Transcript data is backed up through github.com repositories. The git repositories
are stored both in several local machines from which commits are managed
and in a master repository on a server in the CMU Cloud facility running
Ubuntu Linux. The TalkBankDB facility also stores time-stamped versions of the database.
Media data are on a local machine with four 5TB local disks, along
with backup disks for each local disk. Whenever new
data are ingested, the sync-all.sh script sends copies of new materials to synchronize with
a master copy in the CMU Cloud Plus facility.
Media data can be recovered from either the local backups or the CMU Cloud Plus backups.
In addition to transcript and media data, we include a variety of documentation files inside
the transcript databases. These include Excel .xlsx files, Word
.docx files, Adobe PDF files, and various image files.
Transcript and documentation data can be recovered from the git repositories.
Risk management is based on trying to minimize the possibility
of either complete data loss through disk failure or hacking or
partial data loss through system error. The former is addressed
through keeping multiple image copies and the latter through running
of ChronoSync comparison between image copies and the current
archive.
One image copy is kept offsite, one in another University
building, and one in another part of Baker Hall. All are under lock
and key.
Because the storage media are hard drives, deterioration means
disk failure. If one drive fails, we can restore the data from one
of the three remaining complete copies or from CMU Campus Cloud.

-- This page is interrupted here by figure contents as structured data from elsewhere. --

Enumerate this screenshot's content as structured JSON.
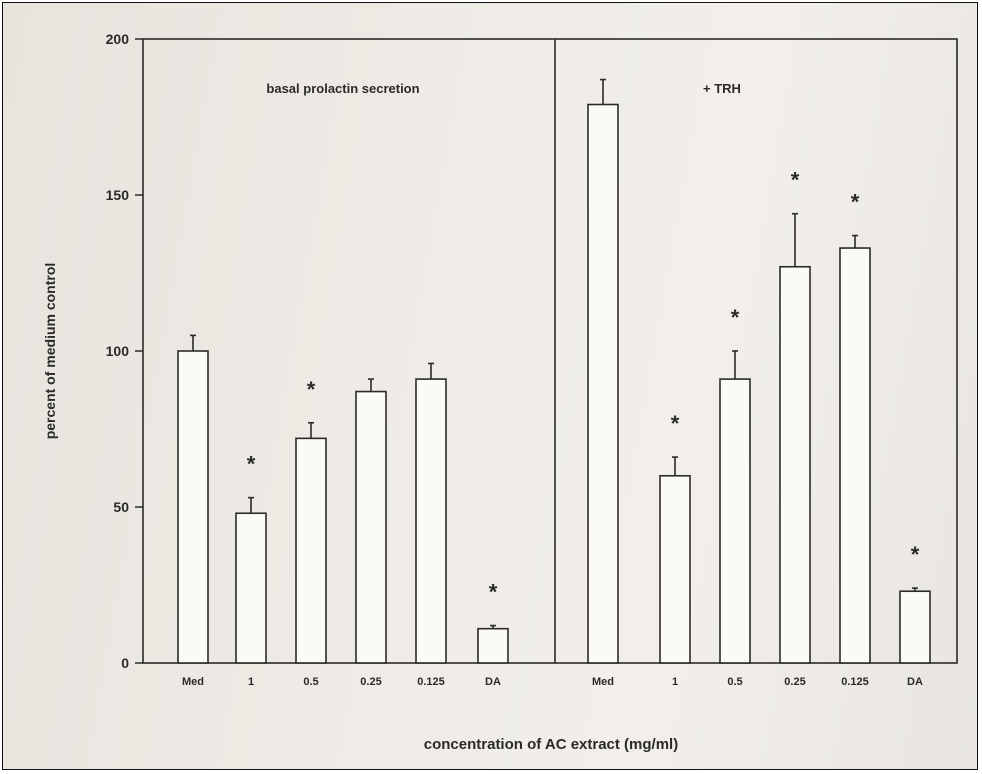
{
  "chart_data": {
    "type": "bar",
    "ylabel": "percent of medium control",
    "xlabel": "concentration of AC extract (mg/ml)",
    "ylim": [
      0,
      200
    ],
    "yticks": [
      0,
      50,
      100,
      150,
      200
    ],
    "grid": false,
    "legend": "none",
    "colors": {
      "bar_fill": "#fbfaf7",
      "ink": "#2a2a2a",
      "paper": "#ece9e4"
    },
    "panels": [
      {
        "title": "basal prolactin secretion",
        "categories": [
          "Med",
          "1",
          "0.5",
          "0.25",
          "0.125",
          "DA"
        ],
        "values": [
          100,
          48,
          72,
          87,
          91,
          11
        ],
        "errors": [
          5,
          5,
          5,
          4,
          5,
          1
        ],
        "significant": [
          false,
          true,
          true,
          false,
          false,
          true
        ]
      },
      {
        "title": "+ TRH",
        "categories": [
          "Med",
          "1",
          "0.5",
          "0.25",
          "0.125",
          "DA"
        ],
        "values": [
          179,
          60,
          91,
          127,
          133,
          23
        ],
        "errors": [
          8,
          6,
          9,
          17,
          4,
          1
        ],
        "significant": [
          false,
          true,
          true,
          true,
          true,
          true
        ]
      }
    ]
  }
}
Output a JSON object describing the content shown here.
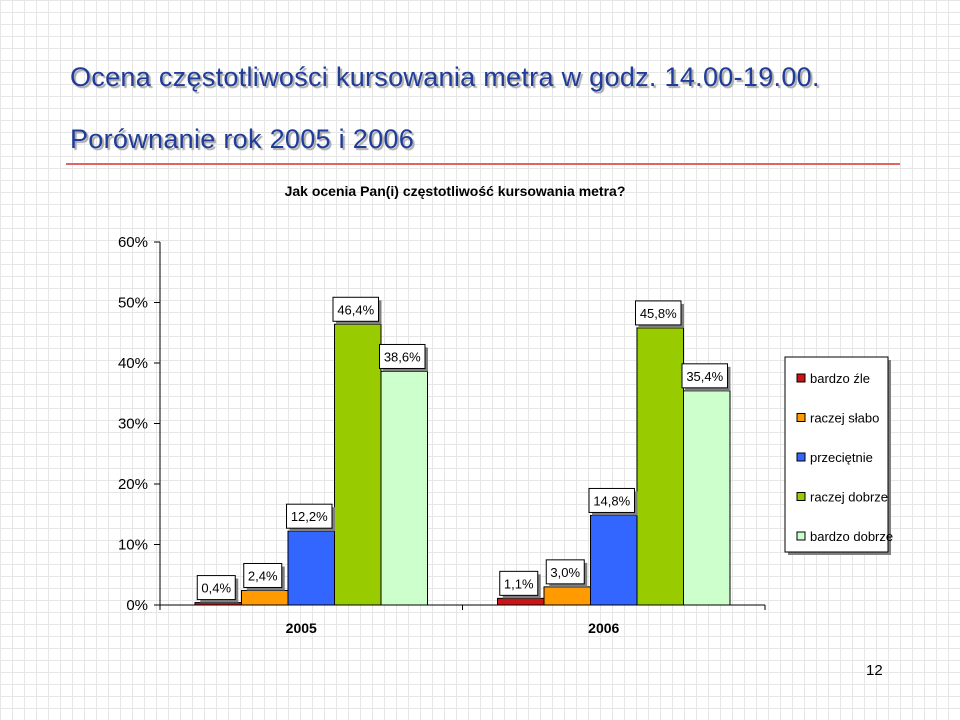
{
  "slide": {
    "title": "Ocena częstotliwości kursowania metra w godz. 14.00-19.00.",
    "subtitle": "Porównanie rok 2005 i 2006",
    "page_number": "12"
  },
  "chart_data": {
    "type": "bar",
    "title": "Jak ocenia Pan(i) częstotliwość kursowania metra?",
    "categories": [
      "2005",
      "2006"
    ],
    "series": [
      {
        "name": "bardzo źle",
        "color": "#cc1414",
        "values": [
          0.4,
          1.1
        ],
        "labels": [
          "0,4%",
          "1,1%"
        ]
      },
      {
        "name": "raczej słabo",
        "color": "#ff9a00",
        "values": [
          2.4,
          3.0
        ],
        "labels": [
          "2,4%",
          "3,0%"
        ]
      },
      {
        "name": "przeciętnie",
        "color": "#3366ff",
        "values": [
          12.2,
          14.8
        ],
        "labels": [
          "12,2%",
          "14,8%"
        ]
      },
      {
        "name": "raczej dobrze",
        "color": "#99cc00",
        "values": [
          46.4,
          45.8
        ],
        "labels": [
          "46,4%",
          "45,8%"
        ]
      },
      {
        "name": "bardzo dobrze",
        "color": "#ccffcc",
        "values": [
          38.6,
          35.4
        ],
        "labels": [
          "38,6%",
          "35,4%"
        ]
      }
    ],
    "ylim": [
      0,
      60
    ],
    "yticks": [
      "0%",
      "10%",
      "20%",
      "30%",
      "40%",
      "50%",
      "60%"
    ],
    "grid": false,
    "legend_position": "right"
  }
}
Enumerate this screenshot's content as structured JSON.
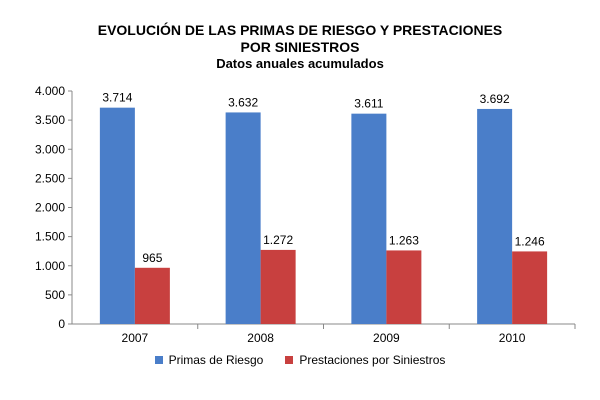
{
  "chart_data": {
    "type": "bar",
    "title_lines": [
      "EVOLUCIÓN DE LAS PRIMAS DE RIESGO Y PRESTACIONES",
      "POR SINIESTROS"
    ],
    "subtitle": "Datos anuales acumulados",
    "categories": [
      "2007",
      "2008",
      "2009",
      "2010"
    ],
    "series": [
      {
        "name": "Primas de Riesgo",
        "color": "#4a7ec9",
        "values": [
          3714,
          3632,
          3611,
          3692
        ],
        "labels": [
          "3.714",
          "3.632",
          "3.611",
          "3.692"
        ]
      },
      {
        "name": "Prestaciones por Siniestros",
        "color": "#c8403f",
        "values": [
          965,
          1272,
          1263,
          1246
        ],
        "labels": [
          "965",
          "1.272",
          "1.263",
          "1.246"
        ]
      }
    ],
    "ylim": [
      0,
      4000
    ],
    "yticks": [
      0,
      500,
      1000,
      1500,
      2000,
      2500,
      3000,
      3500,
      4000
    ],
    "ytick_labels": [
      "0",
      "500",
      "1.000",
      "1.500",
      "2.000",
      "2.500",
      "3.000",
      "3.500",
      "4.000"
    ],
    "grid": false,
    "legend_position": "bottom"
  }
}
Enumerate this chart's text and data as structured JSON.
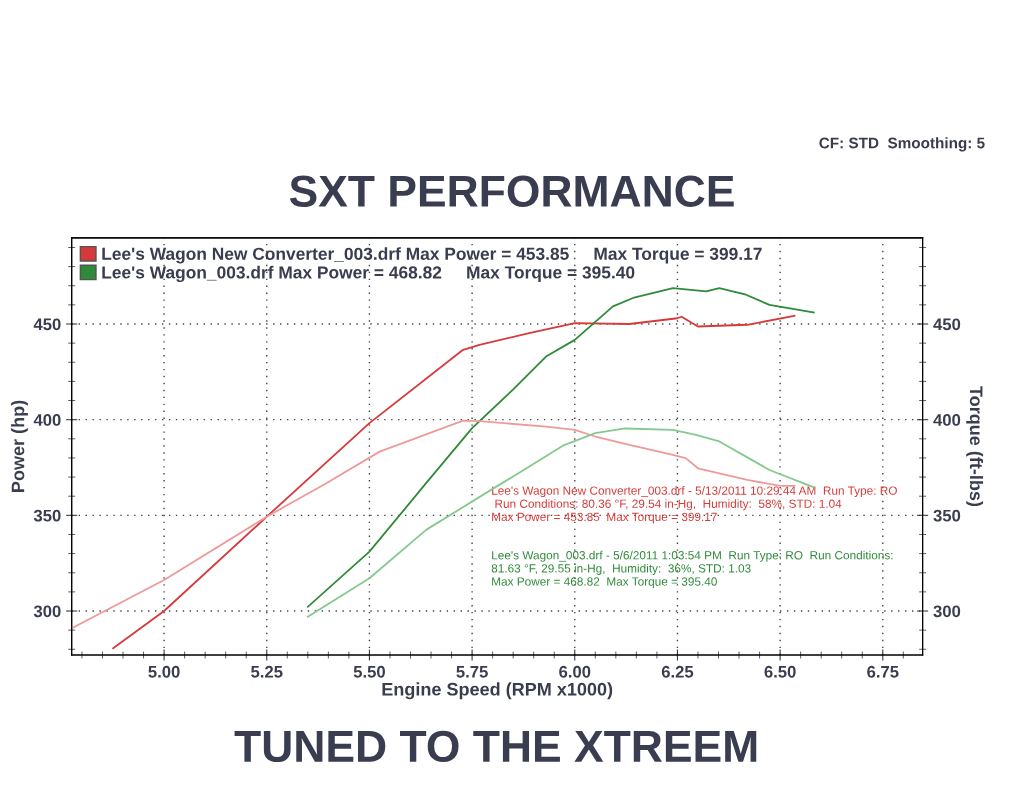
{
  "chart_data": {
    "type": "line",
    "title": "SXT PERFORMANCE",
    "xlabel": "Engine Speed (RPM x1000)",
    "ylabel": "Power (hp)",
    "y2label": "Torque (ft-lbs)",
    "annotations": [
      "CF: STD  Smoothing: 5",
      "TUNED TO THE XTREEM",
      "Lee's Wagon New Converter_003.drf - 5/13/2011 10:29:44 AM  Run Type: RO\n Run Conditions: 80.36 °F, 29.54 in-Hg,  Humidity:  58%, STD: 1.04\nMax Power = 453.85  Max Torque = 399.17",
      "Lee's Wagon_003.drf - 5/6/2011 1:03:54 PM  Run Type: RO  Run Conditions:\n81.63 °F, 29.55 in-Hg,  Humidity:  36%, STD: 1.03\nMax Power = 468.82  Max Torque = 395.40"
    ],
    "xlim": [
      4.775,
      6.847
    ],
    "ylim": [
      277,
      495
    ],
    "y2lim": [
      277,
      495
    ],
    "xticks": [
      {
        "value": 5,
        "label": "5.00"
      },
      {
        "value": 5.25,
        "label": "5.25"
      },
      {
        "value": 5.5,
        "label": "5.50"
      },
      {
        "value": 5.75,
        "label": "5.75"
      },
      {
        "value": 6,
        "label": "6.00"
      },
      {
        "value": 6.25,
        "label": "6.25"
      },
      {
        "value": 6.5,
        "label": "6.50"
      },
      {
        "value": 6.75,
        "label": "6.75"
      }
    ],
    "yticks": [
      300,
      350,
      400,
      450
    ],
    "y2ticks": [
      300,
      350,
      400,
      450
    ],
    "grid": true,
    "legend": "top left",
    "marker": "none",
    "line_style": "solid",
    "series": [
      {
        "name": "Lee's Wagon New Converter_003.drf Max Power = 453.85     Max Torque = 399.17",
        "color": "#d63a3a",
        "x": [
          4.876,
          5.0,
          5.25,
          5.5,
          5.728,
          5.768,
          5.889,
          6.0,
          6.133,
          6.25,
          6.26,
          6.3,
          6.42,
          6.535
        ],
        "values": [
          280.5,
          300,
          349.3,
          398.2,
          436.5,
          439.1,
          445.2,
          450.5,
          450,
          453,
          453.8,
          448.7,
          449.6,
          454.3
        ]
      },
      {
        "name": "Lee's Wagon_003.drf Max Power = 468.82     Max Torque = 395.40",
        "color": "#2f8a3a",
        "x": [
          5.35,
          5.5,
          5.638,
          5.75,
          5.849,
          5.93,
          6.0,
          6.093,
          6.142,
          6.239,
          6.32,
          6.352,
          6.417,
          6.474,
          6.582
        ],
        "values": [
          302.2,
          331,
          366.8,
          395.6,
          415.6,
          433,
          441.7,
          459.2,
          463.6,
          468.8,
          467,
          468.8,
          465.3,
          460,
          456
        ]
      },
      {
        "color": "#ee9a9a",
        "axis": "y2",
        "x": [
          4.775,
          5.0,
          5.25,
          5.395,
          5.525,
          5.728,
          5.768,
          5.93,
          6.0,
          6.05,
          6.133,
          6.239,
          6.27,
          6.3,
          6.42,
          6.5,
          6.535
        ],
        "values": [
          291,
          316.2,
          349.3,
          366.8,
          383.3,
          399.5,
          399.2,
          396.4,
          394.7,
          391.2,
          386.8,
          381.6,
          379.9,
          374.6,
          368.5,
          365.4,
          365.4
        ]
      },
      {
        "color": "#86c98e",
        "axis": "y2",
        "x": [
          5.35,
          5.5,
          5.638,
          5.809,
          5.849,
          5.971,
          6.05,
          6.122,
          6.239,
          6.295,
          6.352,
          6.417,
          6.474,
          6.582
        ],
        "values": [
          297,
          317.1,
          342.4,
          365,
          370.2,
          386.4,
          393,
          395.4,
          394.7,
          392.1,
          388.6,
          380.7,
          373.7,
          364.7
        ]
      }
    ]
  }
}
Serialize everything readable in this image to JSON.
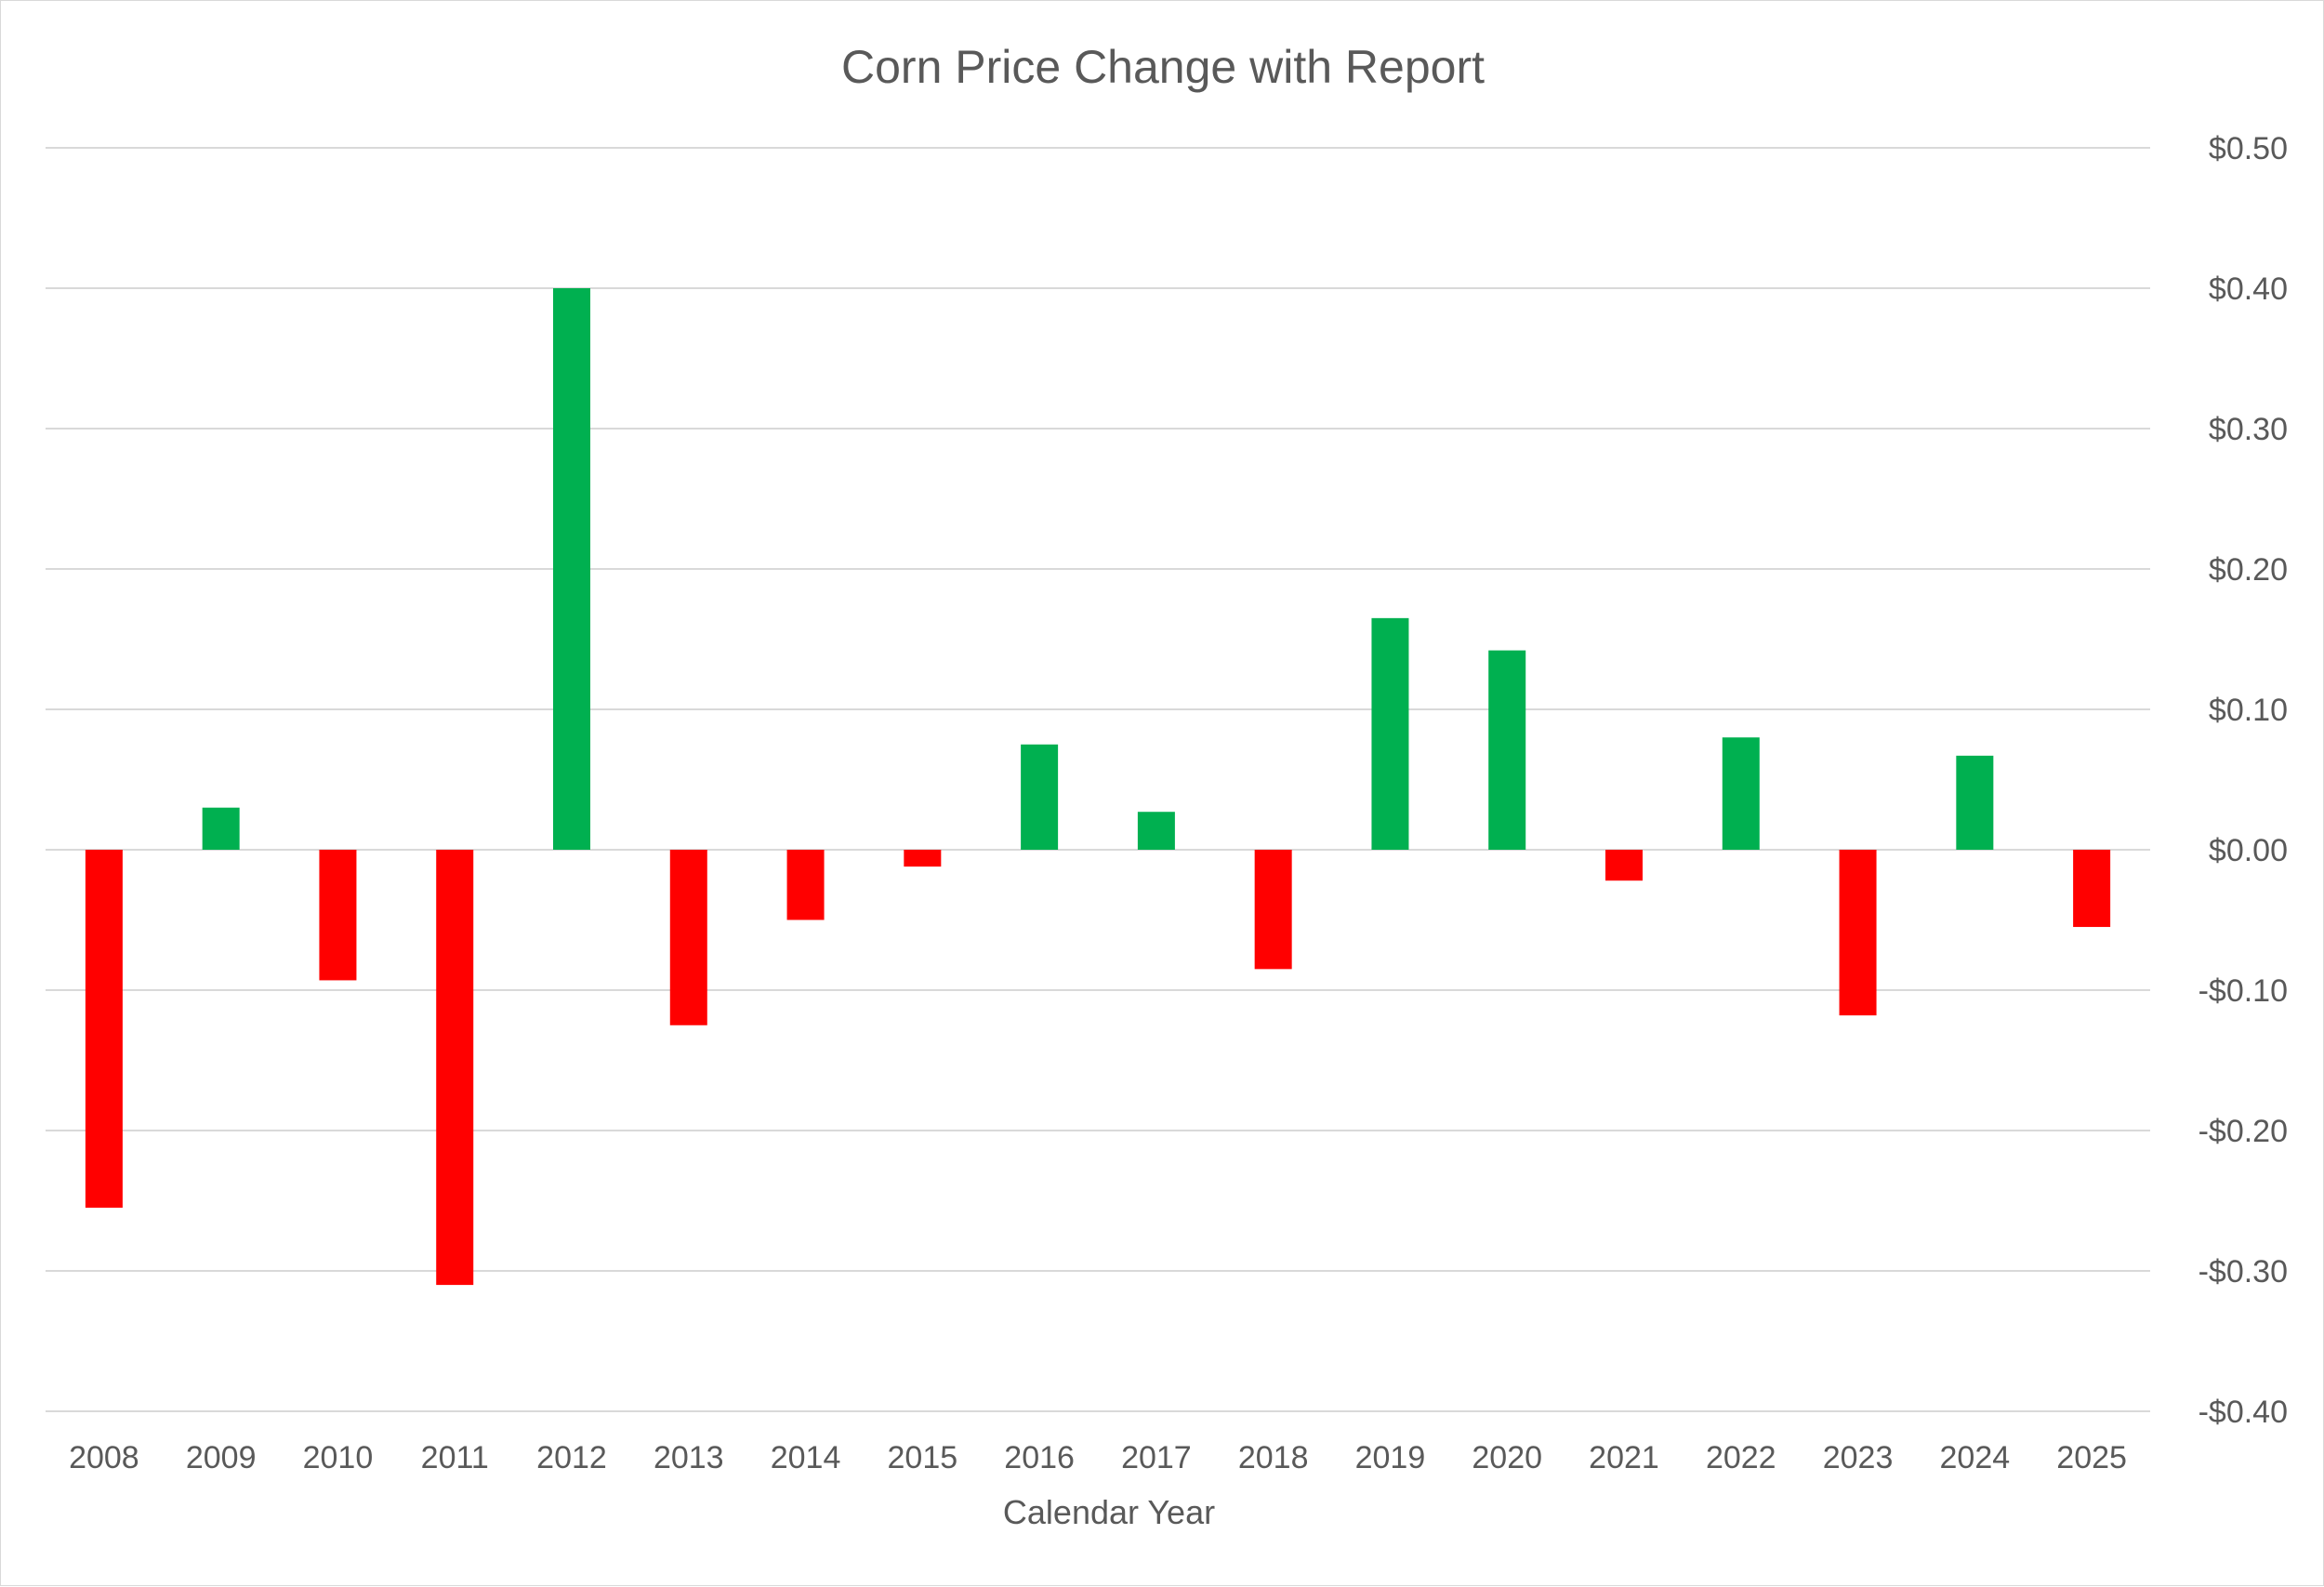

Because these local drives are
only accessed during the copying process, they do not have much wear and
tear and they never fail. The
chances of all four data storage methods failing at once are extremely low, barring
catastrophes impacting the entire city of Pittsburgh. In that case,
copies of much of the data would still be preserved in Nijmegen and
throughout European CLARIN centers. In the event of a fullscale nuclear war,
involving several continents, it is possible that all of the data would be lost.
Data Migration and Compatibility
Our basic file format relies on text-only UTF8 files. We expect only
minor changes in this format over time. However, the CHAT coding system
occasionally undergoes changes. To guarantee preservation of the data
on this level, we use the Chatter program to make sure that the XML
version of the CHAT files can be roundtripped from CHAT to XML and back
without changes. For audio, we maintain both MP3 and WAV formats,
assuming that the lossless WAV format could be converted to any new
popular formats. However, some corpora come with only MP3 files. For
video, we have stored raw video for some corpora, but for others we only
have resources to store compressed versions. For those we focus on
making sure that everything is in .H264 format.
The transcript files will be usable in their current format as long as computers can
read text files and Unicode. We have developed programs that convert when necessary to six other
current file formats, but we rely on CHAT format as the current standard in the field.